11. Additional data sources and interfaces

Depending on the use case, it may make sense or be necessary to supplement the knowledge base from documents and verified company knowledge with additional data sources. These include, for example, databases, business systems, and other data interfaces that can be connected via modern integration standards such as MCP.

The reason is simple: not everything an AI is supposed to answer or do is contained in documents. Many important pieces of information are “live” and constantly changing, such as prices, inventory levels, customer status, transaction data, tickets, delivery dates, master data, or project information. For the AI to work reliably here, it needs controlled access to the systems in which this data is provided.

What happens in this step?

In this step, it is jointly determined which external systems should be connected and for what purpose. These can be classic databases (e.g. SQL databases), internal APIs, ERP/CRM systems, DMS, ticketing or helpdesk systems, product databases, knowledge systems, or specialized platforms.

Suitable interfaces are then implemented and secured. Depending on the system landscape, this can be done via direct database access, REST APIs, middleware, events—or via standardized connector approaches such as MCP. The goal is always to ensure that the AI does not retrieve data “somehow,” but via clearly defined, tested, and controllable paths.

What is important here is: the AI does not get blanket access to “everything.” It is defined precisely which data fields, tables, endpoints, or functions may be used, which roles this applies to, and under which conditions queries are permitted. In addition, it can be defined whether the AI may only read data or whether it may also trigger actions, for example creating a ticket, pre-filling a quote, or initiating a workflow. If write access is permitted, additional control mechanisms and approvals are generally built in.

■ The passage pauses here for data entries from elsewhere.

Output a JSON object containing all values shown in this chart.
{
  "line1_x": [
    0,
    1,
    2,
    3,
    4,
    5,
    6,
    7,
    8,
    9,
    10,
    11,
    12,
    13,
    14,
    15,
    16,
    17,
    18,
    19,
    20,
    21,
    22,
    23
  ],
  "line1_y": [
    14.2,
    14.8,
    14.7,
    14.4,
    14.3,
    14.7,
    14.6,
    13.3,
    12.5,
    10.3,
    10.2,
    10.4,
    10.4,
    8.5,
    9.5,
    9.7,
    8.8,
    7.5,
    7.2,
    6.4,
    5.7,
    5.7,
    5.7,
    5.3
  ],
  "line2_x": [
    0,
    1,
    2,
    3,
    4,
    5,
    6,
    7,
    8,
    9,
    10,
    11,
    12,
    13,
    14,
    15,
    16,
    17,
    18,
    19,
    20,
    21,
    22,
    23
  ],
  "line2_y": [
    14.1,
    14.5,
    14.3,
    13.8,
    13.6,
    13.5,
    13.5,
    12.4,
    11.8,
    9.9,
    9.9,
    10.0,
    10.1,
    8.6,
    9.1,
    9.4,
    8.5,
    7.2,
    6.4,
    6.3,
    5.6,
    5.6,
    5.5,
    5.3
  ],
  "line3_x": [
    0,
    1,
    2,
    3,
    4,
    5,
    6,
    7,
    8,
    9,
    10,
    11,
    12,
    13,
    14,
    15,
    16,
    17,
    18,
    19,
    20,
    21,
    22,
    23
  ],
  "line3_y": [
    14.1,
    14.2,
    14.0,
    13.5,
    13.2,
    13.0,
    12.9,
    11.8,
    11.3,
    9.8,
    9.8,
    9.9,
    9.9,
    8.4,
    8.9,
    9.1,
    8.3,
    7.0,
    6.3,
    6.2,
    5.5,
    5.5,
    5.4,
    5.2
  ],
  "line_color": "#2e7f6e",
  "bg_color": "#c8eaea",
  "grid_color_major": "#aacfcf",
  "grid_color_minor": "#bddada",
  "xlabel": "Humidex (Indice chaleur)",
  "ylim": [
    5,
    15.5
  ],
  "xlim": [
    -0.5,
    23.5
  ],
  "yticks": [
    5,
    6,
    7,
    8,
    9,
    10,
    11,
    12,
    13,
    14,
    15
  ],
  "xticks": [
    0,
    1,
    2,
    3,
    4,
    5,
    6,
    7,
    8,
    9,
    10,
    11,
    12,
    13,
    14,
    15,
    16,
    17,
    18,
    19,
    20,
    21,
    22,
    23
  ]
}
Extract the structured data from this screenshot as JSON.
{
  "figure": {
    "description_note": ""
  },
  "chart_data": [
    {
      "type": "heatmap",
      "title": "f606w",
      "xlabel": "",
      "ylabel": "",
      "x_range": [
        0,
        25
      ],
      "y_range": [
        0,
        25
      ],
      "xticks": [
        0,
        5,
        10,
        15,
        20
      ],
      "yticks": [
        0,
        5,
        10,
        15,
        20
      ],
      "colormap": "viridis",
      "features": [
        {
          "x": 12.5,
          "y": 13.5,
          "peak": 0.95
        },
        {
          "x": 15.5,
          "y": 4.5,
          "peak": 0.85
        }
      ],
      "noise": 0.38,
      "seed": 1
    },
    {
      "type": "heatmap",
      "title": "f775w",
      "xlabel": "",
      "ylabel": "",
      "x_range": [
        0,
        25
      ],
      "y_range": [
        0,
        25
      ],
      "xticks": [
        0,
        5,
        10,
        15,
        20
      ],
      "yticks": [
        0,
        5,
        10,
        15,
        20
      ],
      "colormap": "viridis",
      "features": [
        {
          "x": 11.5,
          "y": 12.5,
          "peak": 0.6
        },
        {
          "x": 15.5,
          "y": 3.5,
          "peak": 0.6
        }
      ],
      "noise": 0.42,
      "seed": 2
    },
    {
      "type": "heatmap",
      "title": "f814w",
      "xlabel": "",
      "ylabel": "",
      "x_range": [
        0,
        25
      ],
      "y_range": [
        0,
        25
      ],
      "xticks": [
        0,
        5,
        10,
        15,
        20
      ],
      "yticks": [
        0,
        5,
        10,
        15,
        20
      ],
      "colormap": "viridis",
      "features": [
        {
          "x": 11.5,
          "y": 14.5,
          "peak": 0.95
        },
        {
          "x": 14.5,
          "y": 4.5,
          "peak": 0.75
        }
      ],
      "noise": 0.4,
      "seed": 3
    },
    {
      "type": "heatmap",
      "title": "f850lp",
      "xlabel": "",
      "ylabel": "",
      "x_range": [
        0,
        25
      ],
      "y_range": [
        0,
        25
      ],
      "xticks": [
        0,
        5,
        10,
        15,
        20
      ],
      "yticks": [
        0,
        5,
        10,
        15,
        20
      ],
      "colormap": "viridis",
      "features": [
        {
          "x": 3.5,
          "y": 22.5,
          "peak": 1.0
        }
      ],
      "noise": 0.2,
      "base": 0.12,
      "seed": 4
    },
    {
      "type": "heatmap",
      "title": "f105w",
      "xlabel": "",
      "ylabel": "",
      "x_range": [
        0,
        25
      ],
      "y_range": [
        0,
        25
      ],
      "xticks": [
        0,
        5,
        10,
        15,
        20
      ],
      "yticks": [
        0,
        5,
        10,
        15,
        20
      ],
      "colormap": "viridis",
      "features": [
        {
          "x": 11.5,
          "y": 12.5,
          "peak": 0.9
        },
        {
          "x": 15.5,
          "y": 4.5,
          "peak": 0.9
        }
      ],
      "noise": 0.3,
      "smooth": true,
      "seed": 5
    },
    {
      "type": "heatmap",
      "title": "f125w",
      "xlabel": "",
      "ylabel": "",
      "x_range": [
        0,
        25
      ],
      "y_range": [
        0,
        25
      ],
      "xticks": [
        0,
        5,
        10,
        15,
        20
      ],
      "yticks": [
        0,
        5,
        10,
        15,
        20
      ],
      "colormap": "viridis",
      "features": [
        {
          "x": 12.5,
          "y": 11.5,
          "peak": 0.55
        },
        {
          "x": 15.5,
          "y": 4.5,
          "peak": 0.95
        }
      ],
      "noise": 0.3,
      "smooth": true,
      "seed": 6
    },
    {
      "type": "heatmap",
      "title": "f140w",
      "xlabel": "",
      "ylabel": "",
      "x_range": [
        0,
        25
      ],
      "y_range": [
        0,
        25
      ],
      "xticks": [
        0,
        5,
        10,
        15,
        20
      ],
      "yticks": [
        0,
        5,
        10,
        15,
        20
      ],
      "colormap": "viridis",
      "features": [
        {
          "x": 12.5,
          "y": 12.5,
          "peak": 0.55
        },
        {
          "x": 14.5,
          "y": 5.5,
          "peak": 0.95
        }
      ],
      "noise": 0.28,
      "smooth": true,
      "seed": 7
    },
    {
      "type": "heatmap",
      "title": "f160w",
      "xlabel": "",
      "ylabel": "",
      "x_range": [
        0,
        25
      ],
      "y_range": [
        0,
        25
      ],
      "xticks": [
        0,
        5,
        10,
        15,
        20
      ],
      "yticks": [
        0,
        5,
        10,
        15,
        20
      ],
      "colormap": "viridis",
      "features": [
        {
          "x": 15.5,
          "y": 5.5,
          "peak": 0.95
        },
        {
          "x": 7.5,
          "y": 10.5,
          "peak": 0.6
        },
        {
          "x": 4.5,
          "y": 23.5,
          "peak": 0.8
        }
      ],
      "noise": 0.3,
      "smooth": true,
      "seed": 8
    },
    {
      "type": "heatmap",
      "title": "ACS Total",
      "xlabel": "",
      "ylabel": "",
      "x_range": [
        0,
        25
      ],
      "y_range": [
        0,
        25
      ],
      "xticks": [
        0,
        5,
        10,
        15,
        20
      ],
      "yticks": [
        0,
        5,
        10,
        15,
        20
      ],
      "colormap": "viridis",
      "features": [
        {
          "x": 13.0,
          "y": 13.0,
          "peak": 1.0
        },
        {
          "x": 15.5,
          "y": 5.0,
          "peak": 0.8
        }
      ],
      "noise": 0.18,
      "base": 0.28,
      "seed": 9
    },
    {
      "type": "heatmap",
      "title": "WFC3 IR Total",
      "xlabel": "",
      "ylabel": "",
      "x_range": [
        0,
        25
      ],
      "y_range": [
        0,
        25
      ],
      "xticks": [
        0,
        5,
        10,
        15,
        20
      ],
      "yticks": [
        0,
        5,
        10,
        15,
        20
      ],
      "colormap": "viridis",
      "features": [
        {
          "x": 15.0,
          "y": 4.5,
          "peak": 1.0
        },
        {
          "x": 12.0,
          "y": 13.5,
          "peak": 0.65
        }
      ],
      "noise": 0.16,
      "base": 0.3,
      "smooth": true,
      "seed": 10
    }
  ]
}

Why this step is so important

Without connected live data, AI remains limited to static information in many cases. That is often entirely sufficient for explanations, processes, policies, or product knowledge, but not for tasks that require current states or need to actively use systems.

Connecting additional databases and interfaces ensures that the AI does not guess or work with outdated information. Instead, it can retrieve current, reliable data and combine it with verified company knowledge. This makes answers more precise, processes faster, and tasks more automatable.

At the same time, this step is crucial for clean governance: instead of “somehow having access,” there are defined data paths, traceable permissions, clear boundaries, and controllable results.

What you gain from it

By integrating additional data sources, your AI becomes significantly more capable in day-to-day operations. It can not only explain, but also provide concrete support because it can work with current data.

Examples include the automated answering of status questions (“What is the status of case X?”), preparing quotes with live prices and suitable terms, retrieving product or spare-part information from master data, creating or updating tickets, or context-specific support in customer service with a view of the specific customer case.